Het systeemgeheugen is het geheugen dat het besturingssysteem ter beschikking heeft en fungeert op verschillende niveaus in de geheugenhiërarchie.

ROM[bewerken]

ROM is een type van een niet-vluchtig (non-volatile) geheugen. Strikt gezien staat ROM voor read-only memory, maar zoals je merkt aan onderstaande evolutie van ROM is het ‘alleen lezen’ niet altijd meer van toepassing.
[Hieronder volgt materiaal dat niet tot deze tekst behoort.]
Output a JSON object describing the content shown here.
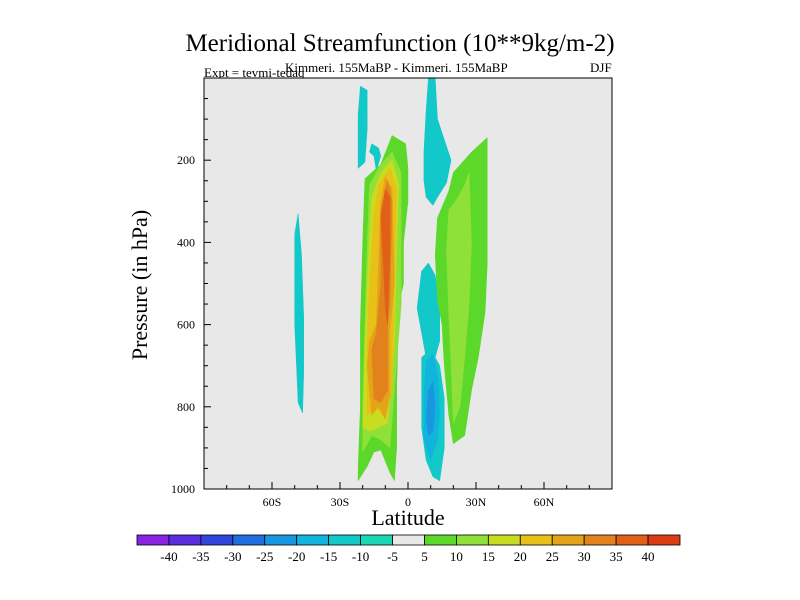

  • MROM (Mask ROM) wordt in de chipfabriek van de nodige gegevens voorzien en kan daarna niet meer gewijzigd worden. Dus héél moeilijk te hacken, maar kan dus ook geen updates krijgen (bv. omwille van stabiliteit of veiligheid).
  • EPROM (Erasable Programmable ROM) kan gewist worden met ultraviolet licht, om daarna nieuwe inhoud te voorzien. In de begindagen van BIOS werd deze manier gebruikt voor de BIOS-ROM.
  • EEPROM (Electrically Erasable PROM) kan (delen van) dit geheugen via een elektrische spanning wissen en opnieuw van inhoud voorzien. Dit gaat dus al een stuk gemakkelijker in vgl. met EPROM (zowel voor updates ed., maar helaas ook voor eventuele hackers). Als toepassingen heb je de BIOS EEPROM of het EEPROM geheugen van de Arduino. Het flashgeheugen werkt ook op basis van deze EEPROM-techniek.

RAM[bewerken]

RAM-geheugen (ook bekend als het geheugen, hoofdgeheugen of werkgeheugen) is random-access memory. Dit wijst op het feit dat de data, zowel lezen als schrijven, in ongeveer dezelfde tijd kan gebeuren, onafhankelijk van de fysieke plaats waar de data staat.[3] Het gaat hier om vluchtig (volatile) geheugen: als de spanning wegvalt, wordt de data “vergeten”. Dat is een duidelijk nadeel, maar het voordeel is dat het een heel snelle geheugenvorm is. Het kan dat het RAM-geheugen te vervangen is of uit te breiden valt (bv. met RAM-latjes of RAM-modules bij desktops, laptops en servers) of dat het vast geïntegreerd is met het systeem (smartphones, videokaart, Raspberry Pi, Arduino, cachegeheugen CPU,...).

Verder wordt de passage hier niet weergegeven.